Invasive Vulvar Cancer
April 8, 2007 on 8:49 am | In Cancer |Neville F. Hacker
Squamous Cell Carcinoma
Squamous cell carcinoma of the vulva is predominantly a disease of postmenopausal women, with a mean age at diagnosis of approximately 65 years.
Clinical Features
Most patients present with a vulvar lump or mass, although there is often a long history of pruritus, usually associated with a vulvar dystrophy. Less common presenting symptoms include vulvar bleeding, discharge, or dysuria. Occasionally a large metastatic mass in the groin may be the initial presenting symptom, although this is much less common than in the past because women are now more likely to present with earlier-stage disease.

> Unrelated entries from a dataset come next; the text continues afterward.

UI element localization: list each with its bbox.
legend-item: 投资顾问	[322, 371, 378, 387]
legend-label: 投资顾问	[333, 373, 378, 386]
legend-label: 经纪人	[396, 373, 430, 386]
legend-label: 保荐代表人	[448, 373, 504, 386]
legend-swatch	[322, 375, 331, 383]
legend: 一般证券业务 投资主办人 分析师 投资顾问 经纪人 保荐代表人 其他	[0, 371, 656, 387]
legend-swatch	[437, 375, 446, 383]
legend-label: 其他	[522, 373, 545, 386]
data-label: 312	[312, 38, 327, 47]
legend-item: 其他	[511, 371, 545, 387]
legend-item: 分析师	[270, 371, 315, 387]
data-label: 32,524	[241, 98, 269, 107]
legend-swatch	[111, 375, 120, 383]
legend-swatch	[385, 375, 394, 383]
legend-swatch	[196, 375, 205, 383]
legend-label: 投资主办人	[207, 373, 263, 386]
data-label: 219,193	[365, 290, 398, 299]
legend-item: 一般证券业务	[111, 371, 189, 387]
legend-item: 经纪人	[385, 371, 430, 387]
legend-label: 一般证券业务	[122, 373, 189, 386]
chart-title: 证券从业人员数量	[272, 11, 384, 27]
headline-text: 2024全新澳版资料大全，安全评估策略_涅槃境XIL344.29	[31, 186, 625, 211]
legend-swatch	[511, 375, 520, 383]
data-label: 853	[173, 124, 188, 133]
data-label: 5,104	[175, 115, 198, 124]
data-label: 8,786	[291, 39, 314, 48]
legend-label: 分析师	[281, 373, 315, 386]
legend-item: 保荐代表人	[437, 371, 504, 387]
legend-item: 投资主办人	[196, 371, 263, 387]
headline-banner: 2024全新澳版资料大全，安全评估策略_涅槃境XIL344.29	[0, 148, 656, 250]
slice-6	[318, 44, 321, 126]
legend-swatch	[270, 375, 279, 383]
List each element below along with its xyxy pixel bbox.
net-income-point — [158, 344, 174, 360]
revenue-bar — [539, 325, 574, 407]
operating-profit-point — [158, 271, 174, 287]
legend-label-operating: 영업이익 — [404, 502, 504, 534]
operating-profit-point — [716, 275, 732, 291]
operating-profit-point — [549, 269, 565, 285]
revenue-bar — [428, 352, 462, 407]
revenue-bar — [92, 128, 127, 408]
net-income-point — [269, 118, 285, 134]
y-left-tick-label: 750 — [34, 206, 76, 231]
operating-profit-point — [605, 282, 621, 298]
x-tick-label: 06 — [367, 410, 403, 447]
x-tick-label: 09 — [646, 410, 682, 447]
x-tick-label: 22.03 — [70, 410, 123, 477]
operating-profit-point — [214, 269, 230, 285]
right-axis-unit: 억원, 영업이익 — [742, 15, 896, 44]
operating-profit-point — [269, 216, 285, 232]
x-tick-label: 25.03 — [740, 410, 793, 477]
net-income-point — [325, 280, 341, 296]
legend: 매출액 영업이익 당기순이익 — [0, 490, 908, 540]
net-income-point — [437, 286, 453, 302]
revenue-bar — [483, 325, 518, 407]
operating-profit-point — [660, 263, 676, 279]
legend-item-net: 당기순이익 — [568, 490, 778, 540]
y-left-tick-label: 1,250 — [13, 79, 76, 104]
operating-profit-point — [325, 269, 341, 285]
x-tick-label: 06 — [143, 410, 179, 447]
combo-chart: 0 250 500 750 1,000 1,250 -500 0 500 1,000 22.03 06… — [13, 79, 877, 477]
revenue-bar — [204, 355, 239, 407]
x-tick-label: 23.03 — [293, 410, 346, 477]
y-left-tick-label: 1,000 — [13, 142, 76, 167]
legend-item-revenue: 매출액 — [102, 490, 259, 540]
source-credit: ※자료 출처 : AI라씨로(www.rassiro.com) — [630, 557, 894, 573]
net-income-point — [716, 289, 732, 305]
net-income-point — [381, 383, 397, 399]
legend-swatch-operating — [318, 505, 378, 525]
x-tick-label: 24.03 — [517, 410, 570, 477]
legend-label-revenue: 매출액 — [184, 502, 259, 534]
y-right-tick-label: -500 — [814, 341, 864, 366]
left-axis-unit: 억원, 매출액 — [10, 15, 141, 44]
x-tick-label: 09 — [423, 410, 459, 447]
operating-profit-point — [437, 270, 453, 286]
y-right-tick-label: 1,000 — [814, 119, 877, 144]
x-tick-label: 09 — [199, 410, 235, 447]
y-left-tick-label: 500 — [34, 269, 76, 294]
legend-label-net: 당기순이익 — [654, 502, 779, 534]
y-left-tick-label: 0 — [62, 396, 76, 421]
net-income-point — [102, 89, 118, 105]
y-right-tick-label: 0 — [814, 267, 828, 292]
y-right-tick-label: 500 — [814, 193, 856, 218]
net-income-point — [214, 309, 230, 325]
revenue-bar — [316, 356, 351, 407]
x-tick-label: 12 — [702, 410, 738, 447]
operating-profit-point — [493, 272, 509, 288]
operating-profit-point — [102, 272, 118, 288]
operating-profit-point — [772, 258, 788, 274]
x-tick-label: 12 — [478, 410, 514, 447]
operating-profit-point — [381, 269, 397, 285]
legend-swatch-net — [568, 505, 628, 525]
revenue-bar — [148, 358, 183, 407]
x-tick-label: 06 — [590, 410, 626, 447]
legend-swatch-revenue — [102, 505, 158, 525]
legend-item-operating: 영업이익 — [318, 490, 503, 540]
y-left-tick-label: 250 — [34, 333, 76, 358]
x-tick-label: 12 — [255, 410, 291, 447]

On physical examination, the lesion is usually raised and may be fleshy, ulcerated, leukoplakic, or warty in appearance. There is an increasing incidence of warty carcinoma of the vulva, and such lesions account for approximately 20% of all cases. These warty carcinomas may occur at any age after adolescence and are multifocal in approximately one third of the cases. They are often initially diagnosed as condylomata acuminata.
Most squamous carcinomas of the vulva occur on the labia majora, but the labia minora, clitoris, and perineum also may be primary sites. Approximately 10% of the cases are too extensive to determine a site of origin, and approximately 5% of the cases are multifocal.
As part of the clinical assessment, the groin lymph nodes should be evaluated carefully and a complete pelvic examination performed. A Papanicolaou smear should be taken from the cervix, and colposcopy of the cervix and vagina should be performed because of the common association with other squamous intraepithelial neoplasms of the lower genital tract.
Diagnosis
Diagnosis requires a wedge biopsy specimen, which usually can be taken in the office with the patient under local anesthesia. The biopsy specimen should include some surrounding skin and some underlying dermis and connective tissue so that the pathologist can adequately evaluate the depth and nature of the stromal invasion. It is preferable to leave the primary lesion in situ, if possible, to allow the treating surgeon to fashion adequate surgical margins.
Physician delay is a common problem in the diagnosis of vulvar cancer, particularly if the lesion has a warty appearance. Although isolated condylomata do not require histologic confirmation for diagnosis, any confluent warty lesion should be adequately biopsied before medical or ablative therapy is initiated.